Orange and Jicama Salsa
This colorful salsa with jicama and jalapeno has definite Southwestern flair. I like to use delicious, sweet-tart blood oranges in it when they're in season.—Cheryl Perry, Hertford, North Carolina
Total TimePrep/Total Time: 25 min.
- 6 medium oranges, peeled, sectioned and chopped
- 1-1/2 cups cubed peeled jicama
- 1/4 cup chopped red onion
- 1/4 cup chopped sweet red pepper
- 2 green onions, thinly sliced
- 1/4 cup minced fresh cilantro
- 1 tablespoon lime juice
- 2 teaspoons chopped seeded jalapeno pepper
- 1/2 teaspoon sugar
- 1/8 teaspoon salt
- Baked tortilla chips or scoops
- In a large bowl, combine the first 10 ingredients. Serve with chips.

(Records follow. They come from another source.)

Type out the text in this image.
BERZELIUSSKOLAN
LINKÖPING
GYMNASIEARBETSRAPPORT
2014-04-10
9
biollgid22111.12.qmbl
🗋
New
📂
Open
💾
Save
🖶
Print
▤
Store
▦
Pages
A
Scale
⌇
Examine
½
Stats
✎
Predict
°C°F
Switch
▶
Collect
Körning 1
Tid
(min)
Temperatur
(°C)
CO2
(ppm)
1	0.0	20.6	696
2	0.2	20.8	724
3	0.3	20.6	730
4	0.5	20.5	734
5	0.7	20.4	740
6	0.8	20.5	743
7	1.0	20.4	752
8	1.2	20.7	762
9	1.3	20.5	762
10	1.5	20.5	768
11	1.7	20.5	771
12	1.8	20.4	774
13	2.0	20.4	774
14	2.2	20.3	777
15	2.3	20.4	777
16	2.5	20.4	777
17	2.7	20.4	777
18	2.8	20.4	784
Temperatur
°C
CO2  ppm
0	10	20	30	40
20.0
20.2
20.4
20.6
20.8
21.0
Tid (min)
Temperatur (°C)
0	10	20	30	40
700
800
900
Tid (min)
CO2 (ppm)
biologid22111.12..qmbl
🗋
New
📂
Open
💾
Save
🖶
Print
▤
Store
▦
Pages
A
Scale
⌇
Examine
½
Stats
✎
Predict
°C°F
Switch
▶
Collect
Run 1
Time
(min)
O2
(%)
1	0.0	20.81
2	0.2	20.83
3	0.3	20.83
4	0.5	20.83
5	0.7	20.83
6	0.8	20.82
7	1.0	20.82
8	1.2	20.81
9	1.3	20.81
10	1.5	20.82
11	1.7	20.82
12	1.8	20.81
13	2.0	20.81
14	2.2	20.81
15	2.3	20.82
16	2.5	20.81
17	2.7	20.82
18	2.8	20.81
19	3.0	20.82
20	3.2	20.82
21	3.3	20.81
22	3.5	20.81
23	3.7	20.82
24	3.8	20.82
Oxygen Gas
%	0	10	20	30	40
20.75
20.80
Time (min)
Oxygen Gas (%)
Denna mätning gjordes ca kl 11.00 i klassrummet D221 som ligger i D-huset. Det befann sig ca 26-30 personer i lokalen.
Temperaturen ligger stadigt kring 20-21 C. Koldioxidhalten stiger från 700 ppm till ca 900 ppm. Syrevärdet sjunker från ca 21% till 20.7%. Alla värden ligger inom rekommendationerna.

Refrigerate leftovers.
Editor's NoteWear disposable gloves when cutting hot peppers; the oils can burn skin. Avoid touching your face.
Nutrition Facts1/4 cup: 22 calories, 0 fat (0 saturated fat), 0 cholesterol, 20mg sodium, 5g carbohydrate (4g sugars, 1g fiber), 0 protein.